An R package for reading environmental data from raw formats into data.frames.
This is project was initiated at the inaugural IMCR Hackathon hosted by the Environmental Data Institute. The end product of this effort will be an R package on CRAN. The package will primarily deal with reading data from files, though there will be some utilities for initial cleanup of files such as removing blank rows and columns at the end of a CSV file. Our work at the hackathon focused on package infrastructure, standardization, and template construction.
The guiding principles of ingestr are that
You can install ingestr from github with:
# install.packages("devtools")
devtools::install_github("jpshanno/ingestr")
# or from source
ingestr_source <- file.path(tempdir(), "ingestr-master.zip")

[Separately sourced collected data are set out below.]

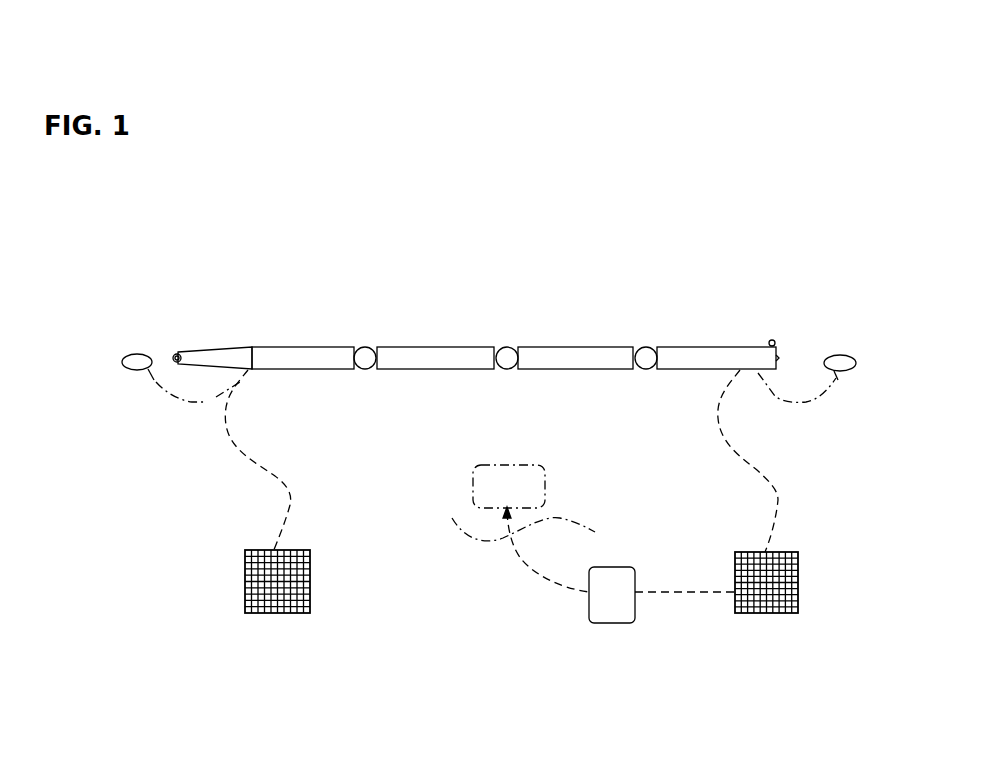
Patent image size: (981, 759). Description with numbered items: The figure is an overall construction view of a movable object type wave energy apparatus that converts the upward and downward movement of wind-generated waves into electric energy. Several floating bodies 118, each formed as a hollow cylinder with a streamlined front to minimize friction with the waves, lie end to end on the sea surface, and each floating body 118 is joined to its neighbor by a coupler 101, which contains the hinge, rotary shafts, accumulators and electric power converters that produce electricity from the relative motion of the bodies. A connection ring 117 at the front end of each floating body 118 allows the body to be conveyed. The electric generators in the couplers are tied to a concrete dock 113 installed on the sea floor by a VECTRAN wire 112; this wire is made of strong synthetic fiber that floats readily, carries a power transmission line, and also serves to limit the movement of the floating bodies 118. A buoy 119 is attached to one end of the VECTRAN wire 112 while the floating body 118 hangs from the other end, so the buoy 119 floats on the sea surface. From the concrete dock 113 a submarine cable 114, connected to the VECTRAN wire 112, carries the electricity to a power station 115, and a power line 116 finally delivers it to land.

The coupler 101 is at (507, 356).
The VECTRAN wire 112 is at (178, 398).
The concrete dock 113 is at (282, 605).
The submarine cable 114 is at (688, 594).
The power station 115 is at (611, 612).
The power line 116 is at (520, 560).
The connection ring 117 is at (172, 355).
The floating body 118 is at (418, 358).
The buoy 119 is at (125, 366).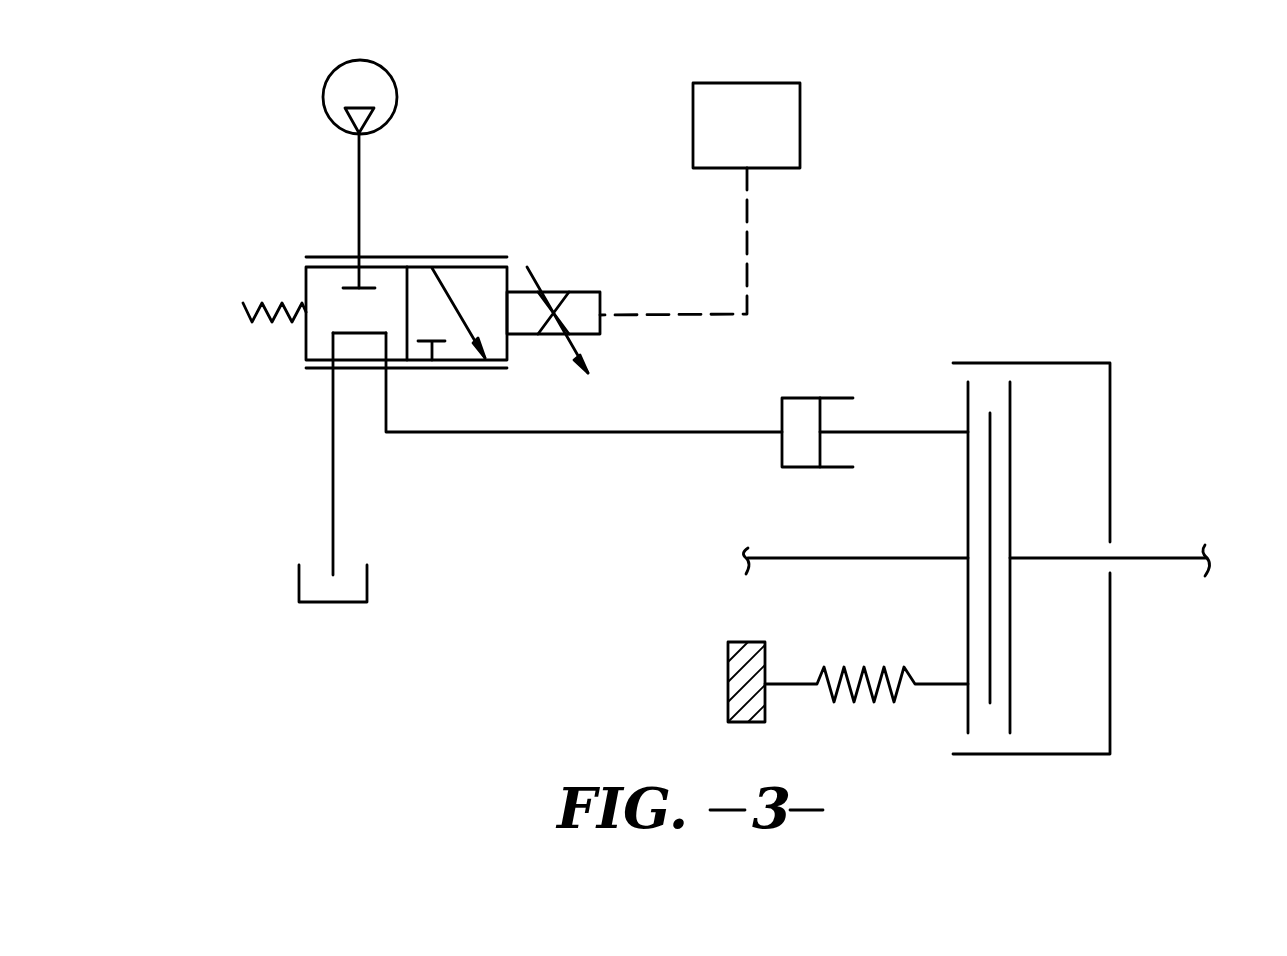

download.file("https://github.com/jpshanno/ingestr/archive/master.zip",
ingestr_source)
unzip(ingestr_source,
exdir = dirname(ingestr_source))
install.packages(sub(".zip$", "", ingestr_source),
repos = NULL,
type = "source")
Each ingestr function to read in data starts with ingest_
to make autocomplete easier. We are targetting any source of environmental data that returns data in a standard format: native sensor files, delimited outputs, HTML tables, PDF tables, Excel sheets, API returns, …
Running any ingest function will read in the data and format the data into a clean R data.frame. Column names are taken directly from the data file, and users have the option to read the header information into a temporary file that can then be loaded using ingest_header()
.
All data and header data that are read in will have the data source appended to the data as a column called input_source.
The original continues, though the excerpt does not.